O trabalho de desobstrução da sanga foi iniciado na tarde de ontem e, de acordo com o secretário Haroldo Rios Pouey, não há previsão de prazo para conclusão das obras. Nas primeiras horas de trabalho, já foram localizados restos de sofás e peças de informática entre o esgoto, também despejado irregularmente. A Prefeitura terá de abrir a tubulação em toda a extensão da sanga até o Parque Itaimbé, onde desemboca no Arroio Cadena.
O lixo, segundo Pouey, é proveniente de famílias moradoras nas mediações das ruas Doutor Pantaleão, André Marques e dos Andradas. “Nos chama a atenção que são todos moradores com nível superior e poder aquisitivo largando esgoto e todo tipo de lixo que se possa imaginar na sanga. Nessa área tem toda infraestrutura necessária e rede de esgoto da Corsan. É uma falta de consciência ambiental total de gente universitária. É um absurdo. É revoltante. Mas também para que se preocupar se esse esgoto vai chegar na Salgado Filho, na Carolina.
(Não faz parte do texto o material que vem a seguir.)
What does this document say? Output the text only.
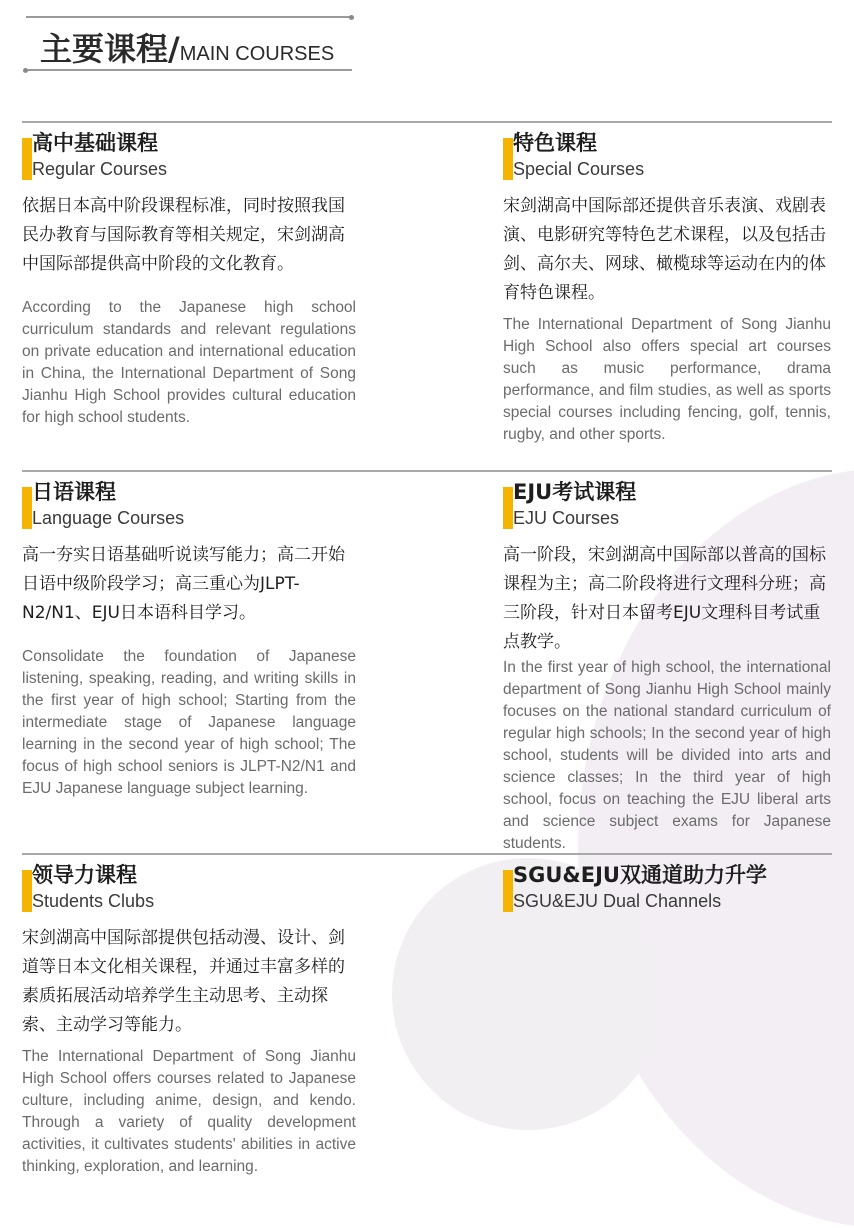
主要课程/MAIN COURSES
高中基础课程
Regular Courses
依据日本高中阶段课程标准，同时按照我国民办教育与国际教育等相关规定，宋剑湖高中国际部提供高中阶段的文化教育。
According to the Japanese high school curriculum standards and relevant regulations on private education and international education in China, the International Department of Song Jianhu High School provides cultural education for high school students.
特色课程
Special Courses
宋剑湖高中国际部还提供音乐表演、戏剧表演、电影研究等特色艺术课程，以及包括击剑、高尔夫、网球、橄榄球等运动在内的体育特色课程。
The International Department of Song Jianhu High School also offers special art courses such as music performance, drama performance, and film studies, as well as sports special courses including fencing, golf, tennis, rugby, and other sports.
日语课程
Language Courses
高一夯实日语基础听说读写能力；高二开始日语中级阶段学习；高三重心为JLPT-N2/N1、EJU日本语科目学习。
Consolidate the foundation of Japanese listening, speaking, reading, and writing skills in the first year of high school; Starting from the intermediate stage of Japanese language learning in the second year of high school; The focus of high school seniors is JLPT-N2/N1 and EJU Japanese language subject learning.
EJU考试课程
EJU Courses
高一阶段，宋剑湖高中国际部以普高的国标课程为主；高二阶段将进行文理科分班；高三阶段，针对日本留考EJU文理科目考试重点教学。
In the first year of high school, the international department of Song Jianhu High School mainly focuses on the national standard curriculum of regular high schools; In the second year of high school, students will be divided into arts and science classes; In the third year of high school, focus on teaching the EJU liberal arts and science subject exams for Japanese students.
领导力课程
Students Clubs
宋剑湖高中国际部提供包括动漫、设计、剑道等日本文化相关课程，并通过丰富多样的素质拓展活动培养学生主动思考、主动探索、主动学习等能力。
The International Department of Song Jianhu High School offers courses related to Japanese culture, including anime, design, and kendo. Through a variety of quality development activities, it cultivates students' abilities in active thinking, exploration, and learning.
SGU&EJU双通道助力升学
SGU&EJU Dual Channels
Devem pensar: vou largar, porque não é na minha cara que vai cheirar”, ironizou o secretário.
O investimento necessário e o tempo de duração da obra, segundo o secretário, vão depender da estabilidade do solo. “Tem de ser com cuidado e delicadeza, pois o solo desmorona com muita facilidade. Também depende do que mais vamos encontrar ali dentro. Temos de abrir tudo para verificar.”